Jul 15, 2021 - Sale 2576

Sale 2576 - Lot 157

Estimate: $ 300 - $ 500
Goldsmith, Elsa M. (1920-2005)
Small Archive of Original Illustrations & Designs.

Consisting of three original camera-ready watercolor illustrations for the dust jackets of Eva Bruce's Call her Rosie, New York: Ives Washburn,1942 (one watercolor sketch and the finished piece); Jack Iams's Prophet by Experience, New York: William Morrow, 1943; Dahris Martin's I Know Tunisia, New York: Ives Washburn, 1943; [and] Erna Barschak's My American Adventure, New York: Ives Washburn, 1945; [together with] tempera on board for an unidentified frozen vegetable package; six original drawings of glass and ceramic ware designed for the Belle Kogan design firm in the 1940s; a blueprint for a flashlight hand mirror designed by Goldsmith for Belle Kogan and manufactured by the Rosenbaum Glass Co. in 1946; a photograph of a ceramic sculpture; [and] four other miscellaneous sketches from the same period, sizes vary; approximately eighteen pieces, most signed.

Goldsmith contributed the Joan of Arc portrait to the Sister Chapel project. "The Sister Chapel (1974-78) was an important collaborative installation that materialized at the height of the women's art movement. Conceived as a nonhierarchical, secular commemoration of female role models, The Sister Chapel consisted of an eighteen-foot abstract ceiling that hung above a circular arrangement of eleven monumental canvases, each depicting the standing figure of a heroic woman." It was created by a collaborative group of women artists in 1974. As a feminist conscious-raising experience, this project sought to create an alternative to the patriarchy. It is on display at Rowan University in Glassboro, New Jersey. (cf. Andrew D. Hottle's The Art of the Sister Chapel, New York: Routledge, 2016.)
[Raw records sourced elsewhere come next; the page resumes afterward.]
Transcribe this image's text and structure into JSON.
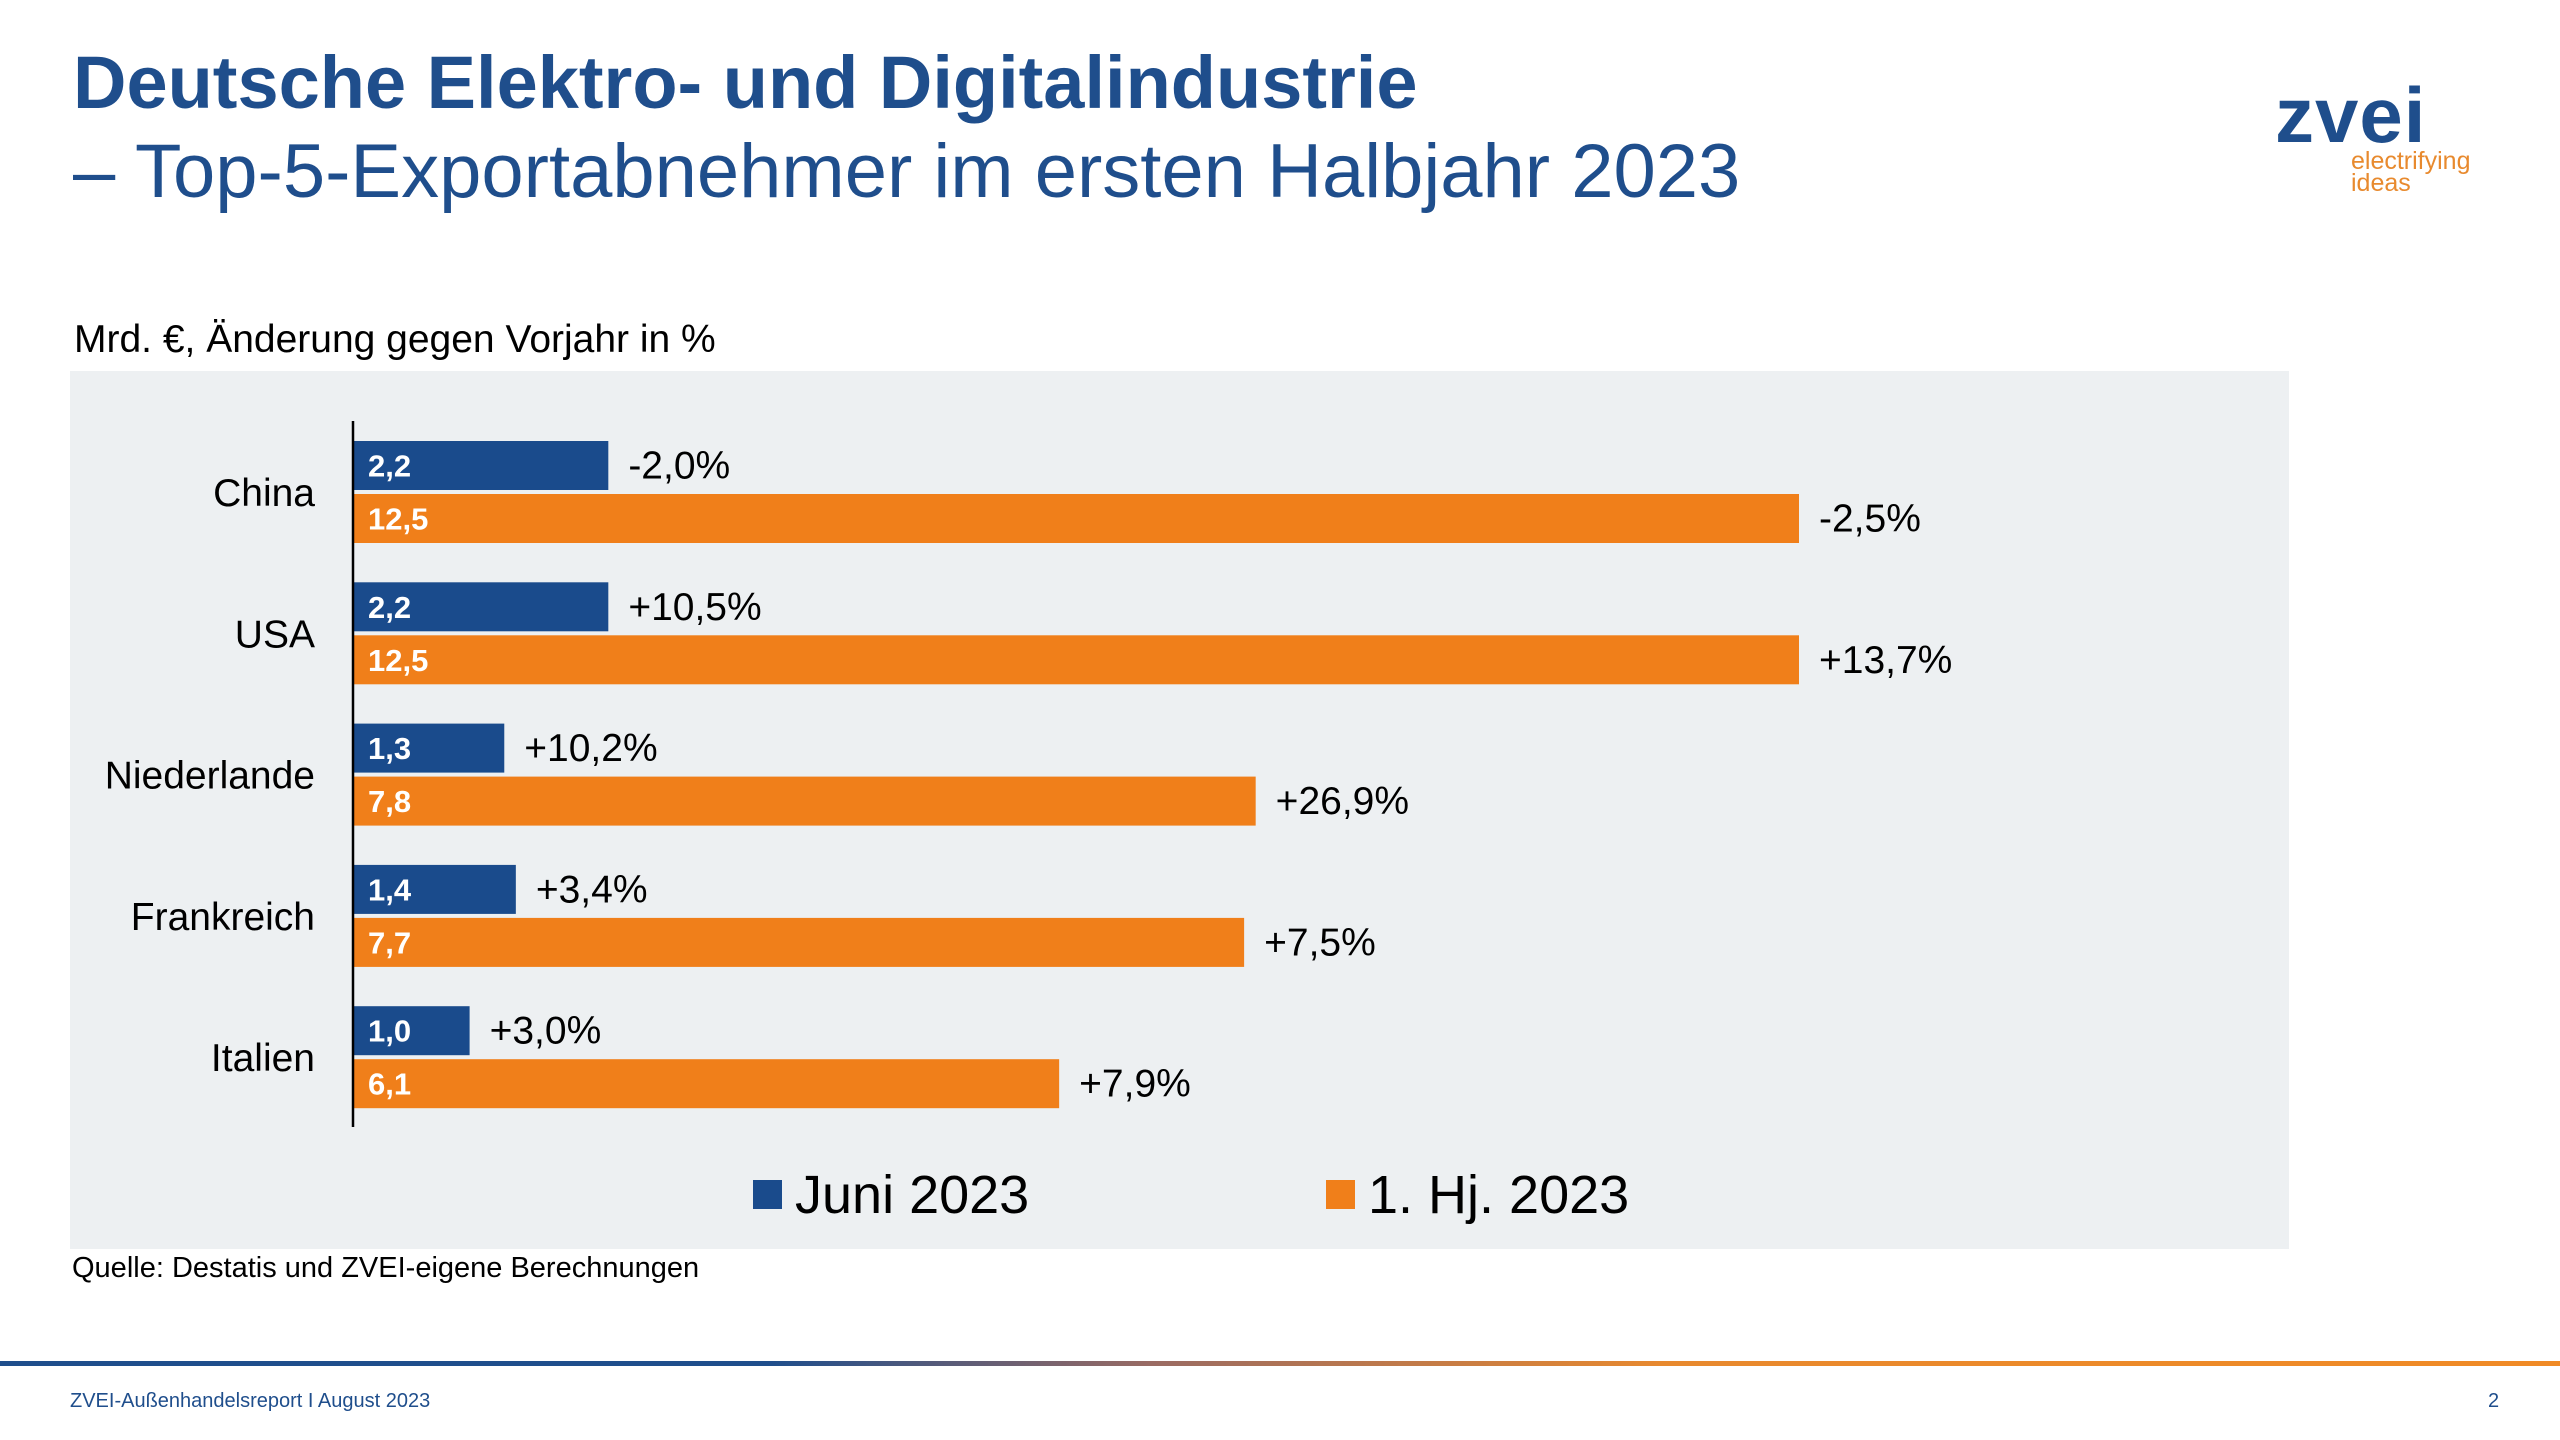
{
  "header": {
    "title": "Deutsche Elektro- und Digitalindustrie",
    "subtitle": "– Top-5-Exportabnehmer im ersten Halbjahr 2023"
  },
  "logo": {
    "wordmark": "zvei",
    "tagline_1": "electrifying",
    "tagline_2": "ideas"
  },
  "colors": {
    "blue": "#1a4b8c",
    "orange": "#f07f1a",
    "panel": "#edf0f2"
  },
  "chart_data": {
    "type": "bar",
    "orientation": "horizontal",
    "ylabel": "Mrd. €, Änderung gegen Vorjahr in %",
    "categories": [
      "China",
      "USA",
      "Niederlande",
      "Frankreich",
      "Italien"
    ],
    "series": [
      {
        "name": "Juni 2023",
        "color": "#1a4b8c",
        "values": [
          2.2,
          2.2,
          1.3,
          1.4,
          1.0
        ],
        "value_labels": [
          "2,2",
          "2,2",
          "1,3",
          "1,4",
          "1,0"
        ],
        "change_labels": [
          "-2,0%",
          "+10,5%",
          "+10,2%",
          "+3,4%",
          "+3,0%"
        ]
      },
      {
        "name": "1. Hj. 2023",
        "color": "#f07f1a",
        "values": [
          12.5,
          12.5,
          7.8,
          7.7,
          6.1
        ],
        "value_labels": [
          "12,5",
          "12,5",
          "7,8",
          "7,7",
          "6,1"
        ],
        "change_labels": [
          "-2,5%",
          "+13,7%",
          "+26,9%",
          "+7,5%",
          "+7,9%"
        ]
      }
    ],
    "xlim": [
      0,
      12.5
    ],
    "legend": "bottom",
    "grid": false
  },
  "source": "Quelle: Destatis und ZVEI-eigene Berechnungen",
  "footer": {
    "text": "ZVEI-Außenhandelsreport I August 2023",
    "page": "2"
  }
}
Russian-born industrial designer Belle Kogan (1902-2000) is considered the Godmother of Industrial Design and one of the founders of the profession itself. She founded her eponymous design studio in New York after attending Pratt, the Art Students League of Manhattan, RISD (where she studied silver design), and NYU. She employed female designers like Goldsmith at her firm throughout its history from 1932 through 1970.